In other words, begin moderating your hopes for tomorrow (I don’t know about you, but I’d rather take disappointment one spoonful at a time rather than find myself forced to swallow it all at once), and start saying your prayers for the conversion of Sen. Manchin.
Published in General
I have been predicting a 51-49 GOP Senate outcome (my rosary is being worn out for Toomey here in PA, but, alas, a more likely bet is Heck in NV)…and the Manchin reference is very interesting. I have been thinking about him as a potential switch for quite some time now….very much in line with the Shelby switch in 1994.
I’m not sure how McConnell or anyone at the RNC could promise Manchin that he would not be primaried in 2018. Manchin’s negative 1 approval rating in WV drops to -21 among Republicans. He’s guaranteed the Democratic primary and is the overwhelming favorite in the General, with no clear reason for believing this would change in the next two years. If he switched parties, he’d dramatically increase his risk.
At some point, one has to accept that smoke filled room deals have less purchase today than they did a half century ago, that election predictions that make guesses about the results and then aggregate those guesses are useful for bar bets, but not for anyone not in a bar with Whalen, and that the difference between a 60% likely outcome and a 50% likely outcome is non-existent 90% of the time.
It’s not his honesty that makes the value of glancing at an RCP or 538 map and exaggerating its certainty about most maps less valuable than other forms of prediction.
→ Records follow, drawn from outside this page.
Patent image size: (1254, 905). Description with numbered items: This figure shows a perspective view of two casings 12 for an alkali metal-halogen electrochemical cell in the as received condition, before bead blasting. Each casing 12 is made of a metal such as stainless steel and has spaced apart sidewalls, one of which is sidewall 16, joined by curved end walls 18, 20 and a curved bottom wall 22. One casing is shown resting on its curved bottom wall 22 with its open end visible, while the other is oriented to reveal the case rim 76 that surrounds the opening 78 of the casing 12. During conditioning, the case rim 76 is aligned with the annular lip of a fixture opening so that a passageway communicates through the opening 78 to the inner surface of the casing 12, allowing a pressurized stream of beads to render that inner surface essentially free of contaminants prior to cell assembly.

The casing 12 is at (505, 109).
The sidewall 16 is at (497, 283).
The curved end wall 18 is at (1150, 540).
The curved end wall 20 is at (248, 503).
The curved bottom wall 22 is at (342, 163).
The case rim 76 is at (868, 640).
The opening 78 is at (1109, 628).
If I tell you that I have a hunch that the next car you see is going to be grey, it’s not my character that determines the value of the judgment and my judgment isn’t necessarily wrong (there are a lot of grey cars out there, particularly if you include silver and other monochromatic near-grey things), but I don’t have access to knowledge that would make my prediction meaningful beyond my claims about the result of the next coin toss.
Nate Silver flipped from leaning a Democrat controlled Senate to GOP controlled Senate since yesterday, I just looked at is again and the GOPs chances are 50.8% to 49.2%, which has slipped back a little since I last looked. If the GOP keeps the Senate, I will consider that a fantastic victory, given the circumstances.
My bet is that Manchin — despite occasional gestures — is, below the surface, a committed Democrat ready to take his lumps . . . if they should come.
I have mostly lost whatever fight I had in me. The election wouldn’t be this close if the country had a moral populace. It obviously doesn’t but rather is filled with spoiled children desiring a nanny state instead of freedom. I have quit donating to candidates and see no reason to save the voters from themselves, at least with my money. I do not share the belief some have that no election can destroy the country. There is clearly one set of laws for the elite and another for the rest of us. As in all totalitarian regimes, they will be sure to get their wealth while the rest of us can queue up in the new utopia. It won’t be a boring ride because enough hackers have the dirty goods on Hillary and will be making her next few years a living embarrassment, if she even has any shame. My next few years will be great regardless. I have great kids and grandchildren. My daughters quote Milton Friedman to me so they will raise my grandkids right.
But Republicans need at least 53 to control appointments and judicial picks. McCain and Lindsey Graham will say “Elections have consequences, and a President should get his (her) picks.”
Neither would abolish the filibuster, which means that you’d just need 41 votes to block a candidate. 51 is important to keep the rules from changing.
What about the special election for Tim Kaine’s seat?
Yes, thanks, 51 it is.
Problem with that is, they’d have to buck the Republican Judiciary Committee. There’s nothing requiring Chuck Grassley to schedule hearings. At the very least he can slow play it and make sure some important information is laid out there about their radicalism. Not to mention that there are at least 5 other Democrats in the Senate who will have to run for reelection in very red states in 2018 – they will likely not want to have a referendum on all the radical liberals they voted to approve to important federal courts.